The Kerala government should think of discontinuing toddy business in the State to save the poor from the evils of alcohol and to prevent camouflaged sale of arrack and spurious liquor in the name of toddy, the Kerala High Court said in Kochi on Thursday.
A Division Bench, comprising Justice C.N. Ramachandran Nair and Justice Bhabani Prasad Ray, said that as prohibition was a matter of government policy, the State government should take note of the views of the court and take a decision to be implemented at least from the next financial year.
The order came in a case related to renewal of Abkari licence under the Kerala Abkari Shops Disposal Rules, 2000.
The court hoped that the State government would take a “bold decision in the near future liberating Emerging Modern Kerala from the disgraceful business carried on everywhere on the roadside.”
Referring to the Abkari cases booked by the Police and the Excise departments and those pending for trial, the court said that spurious liquor was extensively sold under the label of toddy through toddy shops. “Why this toddy business should be continued in the State which has hardly any toddy production only to defeat the prohibition of arrack introduced in the State 16 years back,” the court asked.
20,547 abkari cases
As many as 20,547 abkari cases have been pending trial in various courts, and Kollam district came on top of the list with 6,400 cases followed by Thiruvananthapuram with 5,000.
“Trial in a large number of abkari cases ends up in acquittals on technicalities; witnesses, under threat, refusing to give evidence and the last-point seller, who is a nonentity in the abkari business, is the accused and the kingpins controlling the business do not figure in the cases or easily escape,” the order said.
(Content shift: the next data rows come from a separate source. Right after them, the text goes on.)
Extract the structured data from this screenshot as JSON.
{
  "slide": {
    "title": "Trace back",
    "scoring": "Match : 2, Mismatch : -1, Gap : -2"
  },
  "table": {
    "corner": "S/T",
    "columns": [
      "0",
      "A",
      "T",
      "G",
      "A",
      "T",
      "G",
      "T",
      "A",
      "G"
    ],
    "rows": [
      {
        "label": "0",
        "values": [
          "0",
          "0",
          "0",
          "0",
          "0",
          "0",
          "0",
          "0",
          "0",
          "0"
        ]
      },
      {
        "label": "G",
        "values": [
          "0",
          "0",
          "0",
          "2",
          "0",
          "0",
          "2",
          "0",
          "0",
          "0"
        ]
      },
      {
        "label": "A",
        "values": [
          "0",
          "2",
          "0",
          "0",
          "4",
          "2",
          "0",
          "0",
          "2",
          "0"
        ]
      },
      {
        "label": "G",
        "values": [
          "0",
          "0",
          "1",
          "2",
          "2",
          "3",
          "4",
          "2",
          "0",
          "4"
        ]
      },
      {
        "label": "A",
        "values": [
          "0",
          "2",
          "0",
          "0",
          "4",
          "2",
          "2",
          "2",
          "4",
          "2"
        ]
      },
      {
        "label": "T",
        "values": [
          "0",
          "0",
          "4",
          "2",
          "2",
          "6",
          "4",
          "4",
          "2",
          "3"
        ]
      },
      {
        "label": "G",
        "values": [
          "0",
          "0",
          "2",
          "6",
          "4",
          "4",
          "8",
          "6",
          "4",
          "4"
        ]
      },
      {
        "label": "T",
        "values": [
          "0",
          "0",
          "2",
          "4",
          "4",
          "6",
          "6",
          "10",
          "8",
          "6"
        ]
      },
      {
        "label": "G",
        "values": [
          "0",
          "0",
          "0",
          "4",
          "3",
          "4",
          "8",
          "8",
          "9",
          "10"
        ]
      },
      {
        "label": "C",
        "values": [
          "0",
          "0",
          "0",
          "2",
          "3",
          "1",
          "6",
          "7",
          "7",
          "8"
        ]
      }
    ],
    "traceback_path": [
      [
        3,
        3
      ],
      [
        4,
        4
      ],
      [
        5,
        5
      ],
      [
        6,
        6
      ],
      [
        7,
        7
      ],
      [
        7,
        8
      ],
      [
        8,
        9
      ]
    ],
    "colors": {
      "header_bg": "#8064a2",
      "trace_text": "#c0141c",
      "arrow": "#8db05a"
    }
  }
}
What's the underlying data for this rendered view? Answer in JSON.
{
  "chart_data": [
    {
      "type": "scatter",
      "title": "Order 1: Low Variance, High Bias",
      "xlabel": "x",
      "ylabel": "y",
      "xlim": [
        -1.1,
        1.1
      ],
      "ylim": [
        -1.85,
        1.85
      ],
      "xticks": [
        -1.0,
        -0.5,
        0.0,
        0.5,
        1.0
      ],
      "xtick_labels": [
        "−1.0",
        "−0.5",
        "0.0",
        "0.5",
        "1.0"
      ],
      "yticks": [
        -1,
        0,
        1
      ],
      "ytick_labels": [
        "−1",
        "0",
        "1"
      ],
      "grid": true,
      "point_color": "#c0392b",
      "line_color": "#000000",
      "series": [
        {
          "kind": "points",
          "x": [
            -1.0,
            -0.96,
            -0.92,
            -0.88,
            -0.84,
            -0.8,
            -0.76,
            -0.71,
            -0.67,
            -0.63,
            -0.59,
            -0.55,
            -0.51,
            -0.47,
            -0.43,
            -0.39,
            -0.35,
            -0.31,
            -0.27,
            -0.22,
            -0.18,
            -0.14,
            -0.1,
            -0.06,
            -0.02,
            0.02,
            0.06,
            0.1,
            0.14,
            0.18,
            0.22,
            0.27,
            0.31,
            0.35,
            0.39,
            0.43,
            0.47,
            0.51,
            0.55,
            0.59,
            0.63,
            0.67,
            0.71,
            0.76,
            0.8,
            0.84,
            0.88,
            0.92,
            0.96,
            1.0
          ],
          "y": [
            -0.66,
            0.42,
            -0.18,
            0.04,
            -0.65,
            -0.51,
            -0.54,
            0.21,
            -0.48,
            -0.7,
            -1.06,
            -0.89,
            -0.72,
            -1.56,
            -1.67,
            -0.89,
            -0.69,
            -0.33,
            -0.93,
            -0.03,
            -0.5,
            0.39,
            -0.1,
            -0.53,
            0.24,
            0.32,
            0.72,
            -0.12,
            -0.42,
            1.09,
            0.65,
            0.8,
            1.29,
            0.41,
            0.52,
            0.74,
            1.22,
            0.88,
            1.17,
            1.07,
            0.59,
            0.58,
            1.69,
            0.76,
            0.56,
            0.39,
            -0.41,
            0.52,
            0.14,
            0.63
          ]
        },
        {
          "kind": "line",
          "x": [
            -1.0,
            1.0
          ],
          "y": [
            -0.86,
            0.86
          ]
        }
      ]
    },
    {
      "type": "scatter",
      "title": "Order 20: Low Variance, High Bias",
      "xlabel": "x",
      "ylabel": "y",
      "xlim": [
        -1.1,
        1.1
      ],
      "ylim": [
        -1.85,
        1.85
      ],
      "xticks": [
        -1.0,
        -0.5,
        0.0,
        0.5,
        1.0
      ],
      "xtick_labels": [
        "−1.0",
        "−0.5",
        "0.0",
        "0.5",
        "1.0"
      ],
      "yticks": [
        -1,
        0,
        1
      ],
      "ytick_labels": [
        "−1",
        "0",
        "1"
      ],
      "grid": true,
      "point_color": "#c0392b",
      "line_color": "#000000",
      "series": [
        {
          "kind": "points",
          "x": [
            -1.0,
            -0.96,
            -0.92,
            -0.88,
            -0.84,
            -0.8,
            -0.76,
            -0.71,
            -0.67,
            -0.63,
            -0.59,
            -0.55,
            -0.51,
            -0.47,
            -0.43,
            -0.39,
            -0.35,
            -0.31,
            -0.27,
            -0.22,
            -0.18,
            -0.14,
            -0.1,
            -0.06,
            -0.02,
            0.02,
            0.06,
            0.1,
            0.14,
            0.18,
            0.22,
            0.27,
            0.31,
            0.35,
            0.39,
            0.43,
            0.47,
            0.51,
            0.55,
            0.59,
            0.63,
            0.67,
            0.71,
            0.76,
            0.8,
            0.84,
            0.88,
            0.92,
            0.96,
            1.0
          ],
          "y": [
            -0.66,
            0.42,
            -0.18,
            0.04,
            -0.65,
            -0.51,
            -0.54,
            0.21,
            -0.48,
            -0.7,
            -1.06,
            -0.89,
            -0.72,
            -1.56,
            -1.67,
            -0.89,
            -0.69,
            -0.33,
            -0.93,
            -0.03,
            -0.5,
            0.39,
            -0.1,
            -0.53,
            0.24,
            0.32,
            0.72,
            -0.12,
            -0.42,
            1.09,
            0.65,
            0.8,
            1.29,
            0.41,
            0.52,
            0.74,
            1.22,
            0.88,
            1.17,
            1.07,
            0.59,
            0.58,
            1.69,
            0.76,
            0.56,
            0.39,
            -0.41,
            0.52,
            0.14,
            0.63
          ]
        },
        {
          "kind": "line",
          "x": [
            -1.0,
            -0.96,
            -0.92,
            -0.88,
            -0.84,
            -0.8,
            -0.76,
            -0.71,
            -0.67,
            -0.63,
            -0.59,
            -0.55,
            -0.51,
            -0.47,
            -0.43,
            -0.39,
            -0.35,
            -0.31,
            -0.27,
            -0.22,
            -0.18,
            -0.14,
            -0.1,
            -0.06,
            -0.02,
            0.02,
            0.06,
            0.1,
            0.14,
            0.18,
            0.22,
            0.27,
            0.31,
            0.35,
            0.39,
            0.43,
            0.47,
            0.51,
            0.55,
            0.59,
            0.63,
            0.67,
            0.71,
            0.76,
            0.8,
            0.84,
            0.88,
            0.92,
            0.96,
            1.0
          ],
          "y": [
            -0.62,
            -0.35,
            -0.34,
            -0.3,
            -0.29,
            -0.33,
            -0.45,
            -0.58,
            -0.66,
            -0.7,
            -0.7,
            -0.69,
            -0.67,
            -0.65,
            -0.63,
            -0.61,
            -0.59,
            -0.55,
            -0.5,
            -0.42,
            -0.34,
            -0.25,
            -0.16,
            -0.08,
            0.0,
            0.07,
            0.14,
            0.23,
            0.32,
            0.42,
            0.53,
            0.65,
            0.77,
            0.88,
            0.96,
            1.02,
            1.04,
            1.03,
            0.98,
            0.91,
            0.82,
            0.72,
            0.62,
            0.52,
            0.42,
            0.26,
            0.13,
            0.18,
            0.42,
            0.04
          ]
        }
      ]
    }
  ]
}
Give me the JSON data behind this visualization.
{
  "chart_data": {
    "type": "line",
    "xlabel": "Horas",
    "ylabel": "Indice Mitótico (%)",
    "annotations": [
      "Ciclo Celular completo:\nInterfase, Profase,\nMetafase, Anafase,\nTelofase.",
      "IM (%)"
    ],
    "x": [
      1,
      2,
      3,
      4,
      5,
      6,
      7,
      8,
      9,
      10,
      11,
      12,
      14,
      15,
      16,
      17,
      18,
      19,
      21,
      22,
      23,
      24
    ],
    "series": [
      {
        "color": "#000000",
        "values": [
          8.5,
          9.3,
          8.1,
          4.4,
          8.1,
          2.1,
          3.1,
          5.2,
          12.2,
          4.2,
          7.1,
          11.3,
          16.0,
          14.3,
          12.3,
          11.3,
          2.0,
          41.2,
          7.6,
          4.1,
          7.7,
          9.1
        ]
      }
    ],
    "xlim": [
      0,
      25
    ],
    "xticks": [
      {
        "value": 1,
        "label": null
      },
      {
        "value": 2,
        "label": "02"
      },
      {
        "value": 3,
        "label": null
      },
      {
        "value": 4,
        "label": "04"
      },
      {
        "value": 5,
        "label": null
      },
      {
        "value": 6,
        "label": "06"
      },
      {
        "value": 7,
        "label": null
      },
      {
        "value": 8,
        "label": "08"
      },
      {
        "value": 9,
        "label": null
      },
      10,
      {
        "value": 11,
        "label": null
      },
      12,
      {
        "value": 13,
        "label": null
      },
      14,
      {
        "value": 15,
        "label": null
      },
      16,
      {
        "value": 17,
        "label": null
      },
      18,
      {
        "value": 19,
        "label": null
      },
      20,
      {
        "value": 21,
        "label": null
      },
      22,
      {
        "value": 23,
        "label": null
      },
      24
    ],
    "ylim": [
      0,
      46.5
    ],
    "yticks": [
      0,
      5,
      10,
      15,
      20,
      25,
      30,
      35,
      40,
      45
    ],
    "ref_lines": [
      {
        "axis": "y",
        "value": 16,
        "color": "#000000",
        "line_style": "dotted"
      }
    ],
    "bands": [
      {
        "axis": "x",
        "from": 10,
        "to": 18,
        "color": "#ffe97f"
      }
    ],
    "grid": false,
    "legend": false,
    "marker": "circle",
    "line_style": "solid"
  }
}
The court observed that toddy tappers carrying toddy on shoulders was a story of the past in Kerala villages, and their next generation, without exception, would not take up the traditional profession. With few tappers and consequent unavailability of toddy, the government permitted sourcing and transport of the brew from faraway places. It could be implied that artificially prepared spurious liquor with a high alcohol content was sold in toddy shops, most of the cases booked being of this kind, the Division Bench said.
The court observed that the prohibition of arrack was “easily got over by sale of the same stuff by mixing it with toddy which itself is artificially prepared for want of adequate production of toddy in the State.”
The government was not in favour of closing down the toddy shops. The court said that one explanation offered by the Excise Commissioner justifying the business was that people should be provided liquor with a low percentage of alcohol.